The cognitive load of C: functions

After teaching introductory programming in C for over a decade, it is clear to me that the problems with cognitive load and programming in C often manifest themselves clearest when novice programmers have to deal with functions and arrays.

The problems with functions in C do not really occur until there is a requirement to return more than one value from a function. Consider the C function below, which calculates the area of a circle, given the radius, and returns the area:

int areaCircle(double radius)
{
    return pi * radius * radius;
}

This is simple enough, because there is one input and one output. Now if we have a function that calculates the area and circumference of a circle, and attempts to return both:

int circleStats(double radius)
{
    double area, circ;
    area = pi * radius * radius;
    circ = 2.0 * pi * radius;
    return area, circ;
}

This will not work. So the novice programmer is now relegated to learning about the concept of pass-by-reference, and dealing with pointers. The above function would transform to:

void circleStats(double radius, double *area, double *circ)
{
    *area = pi * radius * radius;
    *circ = 2.0 * pi * radius;
}

Or maybe a combination of the two:

double circleStats(double radius, double *area)
{
    double circa;
    *area = pi * radius * radius;
    circ = 2.0 * pi * radius;
    return circ;
}

Either one is correct, but why force the novice programmer to learn about memory locations when performing a simple task like output from a function.
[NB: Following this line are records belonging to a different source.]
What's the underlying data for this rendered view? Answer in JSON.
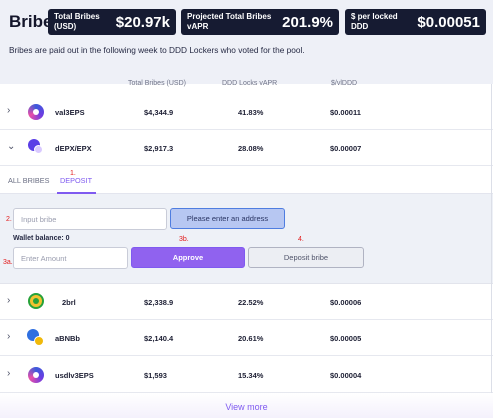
{
  "header": {
    "title": "Bribe",
    "stats": [
      {
        "label": "Total Bribes (USD)",
        "value": "$20.97k"
      },
      {
        "label": "Projected Total Bribes vAPR",
        "value": "201.9%"
      },
      {
        "label": "$ per locked DDD",
        "value": "$0.00051"
      }
    ],
    "description": "Bribes are paid out in the following week to DDD Lockers who voted for the pool."
  },
  "table": {
    "columns": [
      "Total Bribes (USD)",
      "DDD Locks vAPR",
      "$/vlDDD"
    ],
    "rows_top": [
      {
        "name": "val3EPS",
        "total": "$4,344.9",
        "vapr": "41.83%",
        "per": "$0.00011"
      },
      {
        "name": "dEPX/EPX",
        "total": "$2,917.3",
        "vapr": "28.08%",
        "per": "$0.00007"
      }
    ],
    "rows_bottom": [
      {
        "name": "2brl",
        "total": "$2,338.9",
        "vapr": "22.52%",
        "per": "$0.00006"
      },
      {
        "name": "aBNBb",
        "total": "$2,140.4",
        "vapr": "20.61%",
        "per": "$0.00005"
      },
      {
        "name": "usdlv3EPS",
        "total": "$1,593",
        "vapr": "15.34%",
        "per": "$0.00004"
      }
    ]
  },
  "tabs": {
    "all": "ALL BRIBES",
    "deposit": "DEPOSIT"
  },
  "steps": {
    "s1": "1.",
    "s2": "2.",
    "s3a": "3a.",
    "s3b": "3b.",
    "s4": "4."
  },
  "deposit": {
    "bribe_placeholder": "Input bribe",
    "address_button": "Please enter an address",
    "wallet_balance": "Wallet balance: 0",
    "amount_placeholder": "Enter Amount",
    "approve": "Approve",
    "deposit_bribe": "Deposit bribe"
  },
  "view_more": "View more",
  "icons": {
    "expand": "chevron-right-icon",
    "collapse": "chevron-down-icon"
  },
  "colors": {
    "accent": "#7f5af0",
    "stat_bg": "#161b32",
    "step_marker": "#e21b1b"
  }
}
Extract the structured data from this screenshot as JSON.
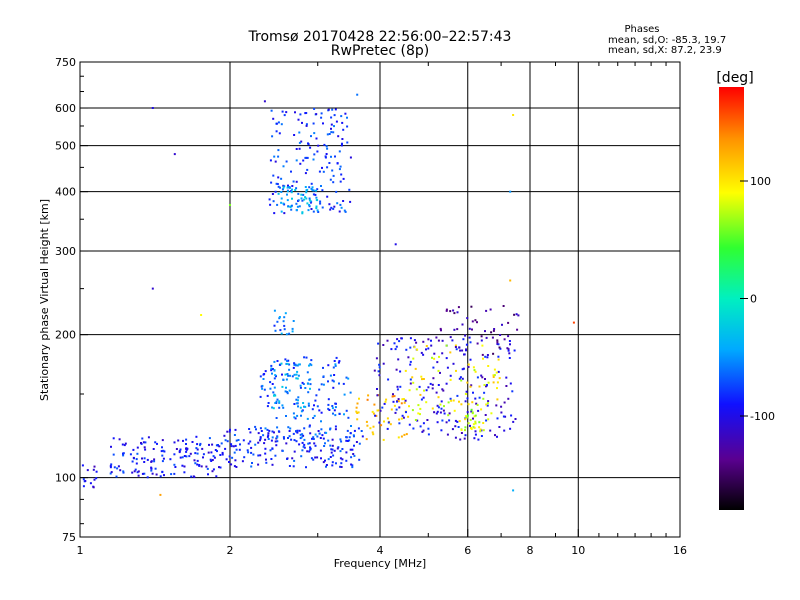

They also have to learn about how the function is accessed. In the first case:

double r, a, c;
r=7.2;
circleStats(7.2, &a, &c);

This is further complicated by arrays, which because the lead element is already a pointer, do not require the same syntax – they are passed by reference by default. Functions in C can also only pass back single variables, or structs (or dynamic entities) – not arrays, which further increases the cognitive load. Other languages make this easier by using some form of tuples to aggregate the information being returned by the function. Here is the same function written in Python:

def circleStats(radius):
    area = 3.14159 * radius * radius
    circ = 2.0 * 3.14159 * radius
    return area, circ

which can be called in the following manner:

a,c = circleStats(3.8)

This is much easier for the novice programmer to learn, partially because it does not involve the programmer having to deal with memory and pointers.